In this roundtable panel, we hope to address the impact of communication through a third party who holds language ideologies, engages in professional decisions, and enters the setting with varying levels of bicultural knowledge and bi-linguistic expertise. We plan to explore the implications of talking to "another" through an interpreter and the impact this may have on communication in a field which has traditionally studied dyadic monolingual interactions. Our purspose is to advance within the field of anthropology key issues regarding the implications speaking for "the other" may have in medical, legal, professional, and personal interactions.

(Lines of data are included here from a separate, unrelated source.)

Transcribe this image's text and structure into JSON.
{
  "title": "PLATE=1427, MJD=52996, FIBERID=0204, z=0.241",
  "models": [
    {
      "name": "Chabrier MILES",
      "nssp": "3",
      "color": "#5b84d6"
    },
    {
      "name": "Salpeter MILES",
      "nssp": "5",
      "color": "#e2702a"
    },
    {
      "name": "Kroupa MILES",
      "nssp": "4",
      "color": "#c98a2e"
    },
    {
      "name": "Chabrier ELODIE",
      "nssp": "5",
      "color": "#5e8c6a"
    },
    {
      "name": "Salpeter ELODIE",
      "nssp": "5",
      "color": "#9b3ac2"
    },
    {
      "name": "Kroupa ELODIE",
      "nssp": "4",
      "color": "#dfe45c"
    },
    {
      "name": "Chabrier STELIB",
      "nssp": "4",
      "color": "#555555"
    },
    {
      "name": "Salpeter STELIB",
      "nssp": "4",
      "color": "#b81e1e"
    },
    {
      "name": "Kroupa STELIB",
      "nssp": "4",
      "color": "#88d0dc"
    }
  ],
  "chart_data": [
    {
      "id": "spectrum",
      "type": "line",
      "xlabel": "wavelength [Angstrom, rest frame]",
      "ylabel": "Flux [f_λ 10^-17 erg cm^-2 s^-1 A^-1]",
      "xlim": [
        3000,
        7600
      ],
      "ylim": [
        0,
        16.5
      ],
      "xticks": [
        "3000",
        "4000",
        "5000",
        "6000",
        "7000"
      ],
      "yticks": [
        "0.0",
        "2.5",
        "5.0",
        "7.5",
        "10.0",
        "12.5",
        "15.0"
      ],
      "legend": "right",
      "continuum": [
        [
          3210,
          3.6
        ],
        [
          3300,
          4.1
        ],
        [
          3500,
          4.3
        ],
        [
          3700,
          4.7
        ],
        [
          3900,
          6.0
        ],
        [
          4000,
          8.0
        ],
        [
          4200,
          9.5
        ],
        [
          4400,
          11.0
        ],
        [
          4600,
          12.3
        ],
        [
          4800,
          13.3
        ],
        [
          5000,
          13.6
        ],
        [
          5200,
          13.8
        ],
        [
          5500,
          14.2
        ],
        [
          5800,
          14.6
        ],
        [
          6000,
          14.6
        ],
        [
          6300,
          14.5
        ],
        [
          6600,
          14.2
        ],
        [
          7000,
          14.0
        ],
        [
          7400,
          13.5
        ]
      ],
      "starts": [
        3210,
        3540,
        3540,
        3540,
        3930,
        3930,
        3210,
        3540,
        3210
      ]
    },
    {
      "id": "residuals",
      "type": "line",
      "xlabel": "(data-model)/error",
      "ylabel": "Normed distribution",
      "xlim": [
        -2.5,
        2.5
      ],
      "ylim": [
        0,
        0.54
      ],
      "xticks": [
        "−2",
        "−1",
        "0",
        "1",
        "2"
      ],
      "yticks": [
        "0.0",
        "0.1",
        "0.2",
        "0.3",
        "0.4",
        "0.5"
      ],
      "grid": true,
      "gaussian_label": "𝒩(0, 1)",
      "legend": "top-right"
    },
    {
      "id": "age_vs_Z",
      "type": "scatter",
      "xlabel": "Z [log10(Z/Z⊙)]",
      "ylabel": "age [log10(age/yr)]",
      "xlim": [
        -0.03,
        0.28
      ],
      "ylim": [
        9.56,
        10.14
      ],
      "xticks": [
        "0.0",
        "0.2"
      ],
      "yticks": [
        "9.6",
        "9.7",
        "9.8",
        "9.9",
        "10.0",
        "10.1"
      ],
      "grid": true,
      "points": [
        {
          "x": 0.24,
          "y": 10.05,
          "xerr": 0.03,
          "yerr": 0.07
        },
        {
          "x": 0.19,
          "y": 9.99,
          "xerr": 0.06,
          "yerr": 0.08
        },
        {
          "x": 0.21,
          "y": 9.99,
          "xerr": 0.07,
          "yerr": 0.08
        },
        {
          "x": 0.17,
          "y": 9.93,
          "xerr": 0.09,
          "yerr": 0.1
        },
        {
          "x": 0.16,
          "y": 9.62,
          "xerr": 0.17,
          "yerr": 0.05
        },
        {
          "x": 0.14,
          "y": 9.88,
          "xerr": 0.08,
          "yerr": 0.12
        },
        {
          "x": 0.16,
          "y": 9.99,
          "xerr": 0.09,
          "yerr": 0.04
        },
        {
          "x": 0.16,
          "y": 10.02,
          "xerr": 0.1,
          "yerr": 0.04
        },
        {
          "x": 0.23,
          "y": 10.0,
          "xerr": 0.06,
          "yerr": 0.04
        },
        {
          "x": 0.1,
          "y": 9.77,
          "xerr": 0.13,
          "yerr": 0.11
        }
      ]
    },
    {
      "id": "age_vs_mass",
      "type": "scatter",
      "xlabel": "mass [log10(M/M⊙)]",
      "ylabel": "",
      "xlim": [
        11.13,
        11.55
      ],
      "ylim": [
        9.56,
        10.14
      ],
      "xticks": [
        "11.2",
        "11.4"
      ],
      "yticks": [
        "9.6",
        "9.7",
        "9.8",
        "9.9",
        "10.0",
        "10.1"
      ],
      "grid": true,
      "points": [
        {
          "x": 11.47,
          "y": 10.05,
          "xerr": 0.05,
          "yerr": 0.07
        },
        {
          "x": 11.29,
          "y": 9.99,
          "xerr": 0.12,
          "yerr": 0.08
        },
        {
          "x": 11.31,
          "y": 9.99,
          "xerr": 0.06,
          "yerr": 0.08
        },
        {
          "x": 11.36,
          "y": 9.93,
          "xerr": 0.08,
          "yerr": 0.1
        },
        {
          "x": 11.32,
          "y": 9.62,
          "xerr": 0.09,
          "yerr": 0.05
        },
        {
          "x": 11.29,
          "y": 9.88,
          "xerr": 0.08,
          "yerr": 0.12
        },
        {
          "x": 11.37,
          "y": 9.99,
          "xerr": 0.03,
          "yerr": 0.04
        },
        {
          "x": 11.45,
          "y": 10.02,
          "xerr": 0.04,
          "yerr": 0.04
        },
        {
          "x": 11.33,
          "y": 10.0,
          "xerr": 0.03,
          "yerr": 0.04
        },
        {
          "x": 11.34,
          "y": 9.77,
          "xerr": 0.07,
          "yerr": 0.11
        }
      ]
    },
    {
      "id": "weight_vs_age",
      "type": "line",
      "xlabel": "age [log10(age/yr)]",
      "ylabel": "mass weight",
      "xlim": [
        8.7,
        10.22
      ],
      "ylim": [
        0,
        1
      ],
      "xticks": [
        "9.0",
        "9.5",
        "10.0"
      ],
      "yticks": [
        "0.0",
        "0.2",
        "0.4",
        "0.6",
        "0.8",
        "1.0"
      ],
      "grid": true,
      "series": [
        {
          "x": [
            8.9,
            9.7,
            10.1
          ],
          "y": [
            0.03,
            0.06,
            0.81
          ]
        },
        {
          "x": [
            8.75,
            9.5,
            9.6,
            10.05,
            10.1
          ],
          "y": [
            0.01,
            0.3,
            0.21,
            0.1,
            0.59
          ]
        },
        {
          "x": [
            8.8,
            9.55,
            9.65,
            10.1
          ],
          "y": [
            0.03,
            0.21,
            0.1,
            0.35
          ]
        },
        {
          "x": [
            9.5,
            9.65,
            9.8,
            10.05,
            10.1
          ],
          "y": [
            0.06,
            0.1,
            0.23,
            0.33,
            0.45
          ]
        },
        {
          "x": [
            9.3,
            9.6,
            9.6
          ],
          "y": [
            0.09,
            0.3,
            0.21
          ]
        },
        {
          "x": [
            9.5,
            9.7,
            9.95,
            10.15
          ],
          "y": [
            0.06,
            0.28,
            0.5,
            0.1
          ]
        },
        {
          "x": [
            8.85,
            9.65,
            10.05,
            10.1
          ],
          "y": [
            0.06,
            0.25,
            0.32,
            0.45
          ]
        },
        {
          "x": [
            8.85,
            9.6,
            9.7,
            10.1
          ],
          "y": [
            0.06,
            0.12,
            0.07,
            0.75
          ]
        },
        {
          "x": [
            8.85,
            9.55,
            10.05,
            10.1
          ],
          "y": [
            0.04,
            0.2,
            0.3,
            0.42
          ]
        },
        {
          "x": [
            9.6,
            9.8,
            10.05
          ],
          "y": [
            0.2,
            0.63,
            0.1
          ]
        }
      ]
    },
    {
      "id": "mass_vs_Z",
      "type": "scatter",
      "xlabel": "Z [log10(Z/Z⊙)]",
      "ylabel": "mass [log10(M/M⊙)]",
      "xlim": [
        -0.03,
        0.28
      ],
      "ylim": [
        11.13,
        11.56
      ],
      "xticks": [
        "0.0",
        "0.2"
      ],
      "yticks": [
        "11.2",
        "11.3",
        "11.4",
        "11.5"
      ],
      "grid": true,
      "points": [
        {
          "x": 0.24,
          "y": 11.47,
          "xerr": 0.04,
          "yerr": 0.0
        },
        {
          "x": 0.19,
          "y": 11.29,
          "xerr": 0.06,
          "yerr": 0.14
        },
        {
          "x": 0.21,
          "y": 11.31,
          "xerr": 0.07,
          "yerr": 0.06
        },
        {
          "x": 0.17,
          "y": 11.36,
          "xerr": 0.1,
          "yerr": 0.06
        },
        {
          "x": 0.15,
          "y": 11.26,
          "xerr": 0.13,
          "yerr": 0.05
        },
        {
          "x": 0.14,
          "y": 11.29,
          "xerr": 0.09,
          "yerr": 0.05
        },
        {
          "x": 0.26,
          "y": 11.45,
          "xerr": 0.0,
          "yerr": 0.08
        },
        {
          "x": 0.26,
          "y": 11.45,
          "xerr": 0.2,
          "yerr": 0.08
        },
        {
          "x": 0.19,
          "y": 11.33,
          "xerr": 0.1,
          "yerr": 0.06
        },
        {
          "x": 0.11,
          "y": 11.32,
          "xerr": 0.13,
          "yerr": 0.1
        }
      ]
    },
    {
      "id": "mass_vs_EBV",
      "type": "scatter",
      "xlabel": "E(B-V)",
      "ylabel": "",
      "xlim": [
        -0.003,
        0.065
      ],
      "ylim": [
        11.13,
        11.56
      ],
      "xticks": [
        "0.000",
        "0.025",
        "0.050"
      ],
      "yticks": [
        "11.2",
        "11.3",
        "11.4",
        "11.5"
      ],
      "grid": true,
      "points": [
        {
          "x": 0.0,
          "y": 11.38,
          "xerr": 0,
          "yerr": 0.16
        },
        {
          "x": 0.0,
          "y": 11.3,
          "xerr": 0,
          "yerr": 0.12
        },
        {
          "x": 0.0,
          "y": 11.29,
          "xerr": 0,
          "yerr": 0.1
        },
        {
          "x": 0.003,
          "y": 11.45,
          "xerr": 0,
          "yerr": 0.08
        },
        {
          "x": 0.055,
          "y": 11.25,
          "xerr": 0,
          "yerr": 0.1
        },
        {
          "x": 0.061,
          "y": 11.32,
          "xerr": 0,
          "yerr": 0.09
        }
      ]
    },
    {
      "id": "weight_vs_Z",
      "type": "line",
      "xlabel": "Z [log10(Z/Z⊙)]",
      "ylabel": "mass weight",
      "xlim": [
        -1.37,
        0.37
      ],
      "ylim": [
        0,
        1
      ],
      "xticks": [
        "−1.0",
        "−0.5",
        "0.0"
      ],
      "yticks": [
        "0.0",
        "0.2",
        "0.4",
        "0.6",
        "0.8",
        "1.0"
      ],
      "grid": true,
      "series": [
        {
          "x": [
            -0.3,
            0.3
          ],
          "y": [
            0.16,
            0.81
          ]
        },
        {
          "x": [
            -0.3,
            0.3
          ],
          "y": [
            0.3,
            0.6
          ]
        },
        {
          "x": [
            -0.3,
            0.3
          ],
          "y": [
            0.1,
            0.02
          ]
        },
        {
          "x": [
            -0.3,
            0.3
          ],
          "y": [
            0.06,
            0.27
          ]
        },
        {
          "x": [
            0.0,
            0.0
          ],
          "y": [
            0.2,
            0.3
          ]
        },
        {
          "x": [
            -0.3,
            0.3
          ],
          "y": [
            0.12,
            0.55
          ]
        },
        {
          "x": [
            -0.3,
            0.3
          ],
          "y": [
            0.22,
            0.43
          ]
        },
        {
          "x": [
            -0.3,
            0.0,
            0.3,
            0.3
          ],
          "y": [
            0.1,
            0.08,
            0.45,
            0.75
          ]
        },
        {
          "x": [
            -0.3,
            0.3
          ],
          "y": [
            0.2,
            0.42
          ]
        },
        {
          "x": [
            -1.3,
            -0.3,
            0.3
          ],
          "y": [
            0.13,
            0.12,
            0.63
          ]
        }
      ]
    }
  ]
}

Possible topics include: language ideologies of interpreters and/or participants; participation and footing; extralinguistic tasks of interpreters; cultural mediation; turn-taking; gaze; power and privilege of dominant language speakers in interpreted encounters; power and privilege of interpreters in interpreted encounters; contextualization cues/conventions between languages; shaping and renewing context in two languages; co-constructing meaning in two languages; intersubjectivity; role delineation; institutional talk; gender and identity differences between interpreters and participants; community responses to interpreters; and agency, as delimited by interpreters, limited English proficient persons and professionals.